Наконец, мы оттуда выбрались и полезли выше, оставив позади кустарники и достигши новых альпийских высот с каменистыми луговинами, на которых цвели голубой люпин и красный мак, оперяя серую дымку милыми расплывчатыми мазками цвета, а ветер уже хлестал изо всех сил мокрым снегом.
— Уже пять тыщ футов! — заорал Хэппи сверху, обернувшись на ходу, и поля его шляпы заворачивались от ветра: он скручивал папиросу, легко устроившись в седле — верхом он провел всю жизнь. Луговины с мокрым вереском и дикими цветами карабкались все выше и выше серпантинами троп, ветер все время становился жестче, и Хэппи, наконец, завопил: — Видишь скальный утес вон там? — Я поднял глаза и увидел скользкий капюшон серой скалы в тумане, сразу над головой. — Еще тыщу футов, хотя, кажется, рукой подать. Когда мы туда взберемся, будем почти на месте. Там уж только полчаса останется.

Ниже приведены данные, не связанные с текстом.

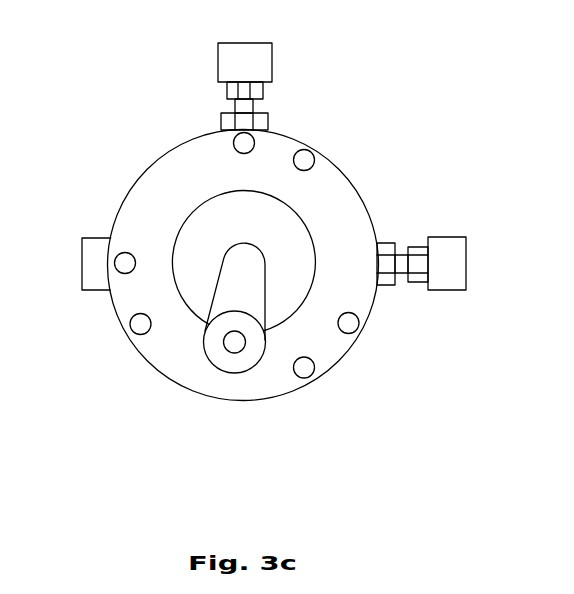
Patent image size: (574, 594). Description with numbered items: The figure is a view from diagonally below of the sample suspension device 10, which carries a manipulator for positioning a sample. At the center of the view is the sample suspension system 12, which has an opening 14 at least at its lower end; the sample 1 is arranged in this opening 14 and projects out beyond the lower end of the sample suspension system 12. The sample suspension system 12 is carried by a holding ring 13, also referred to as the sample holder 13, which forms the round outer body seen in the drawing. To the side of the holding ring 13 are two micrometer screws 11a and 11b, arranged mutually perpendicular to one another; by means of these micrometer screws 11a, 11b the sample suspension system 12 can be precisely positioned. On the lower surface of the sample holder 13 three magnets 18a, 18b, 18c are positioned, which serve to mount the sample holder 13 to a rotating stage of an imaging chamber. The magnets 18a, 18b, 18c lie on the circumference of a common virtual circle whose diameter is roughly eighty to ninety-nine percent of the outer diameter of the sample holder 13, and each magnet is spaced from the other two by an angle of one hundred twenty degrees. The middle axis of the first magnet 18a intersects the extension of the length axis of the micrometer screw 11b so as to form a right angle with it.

The sample 1 is at (249, 359).
The sample suspension device 10 is at (407, 133).
The micrometer screw 11a is at (447, 277).
The micrometer screw 11b is at (257, 62).
The sample suspension system 12 is at (230, 277).
The holding ring (sample holder) 13 is at (167, 355).
The opening 14 is at (228, 343).
The magnet 18a is at (243, 146).
The magnet 18b is at (348, 323).
The magnet 18c is at (140, 325).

— А ты уверен, что не прихватил все-таки ма-а-ахонькую лишнюю бутылочку бренди, парень? — обернувшись, снова завопил он минуту спустя. Он весь вымок и выглядел жалко, но ему было до балды, и я слышал, как он распевает на ветру. Мы постепенно забрались совершенно за линию лесов, луговина сменилась угрюмыми скалами, и земля вдруг покрылась снегом и справа от нас, и слева, ноги лошадей на целый фут с хлюпаньем проваливались в эту слякоть, и дырки от копыт быстро заполнялись водой, мы на самом деле высоко забрались. А вокруг я не мог разглядеть ничего, кроме тумана, белого снега и летящих клочьев дымки. В ясный день я бы увидел отвесные обрывы, уходящие из-под ног от самого края тропы, и боялся бы, как бы лошадь не поскользнулась; но теперь где-то внизу лишь смутно вырисовывалось нечто вроде верхушек деревьев, похожих на кочки, поросший травой. О, Джафи! — думал я, — а ты вот плывешъ по океану в безопасности, тебе в каюте тепло, ты пишешь письма Психее, Шону и Кристине.
Снег стал глубже, наши обветренные красные лица начал сечь град, и Хэппи закричал откуда-то сверху, наконец:
— Почти приехали! — Я весь промерз и промок: слез с лошади и просто повел ее дальше по тропе, она хрипло издала что-то вроде стона облегчения, избавившись от лишнего веса, и послушно последовала за мной. Ее и так изрядно нагрузили припасами.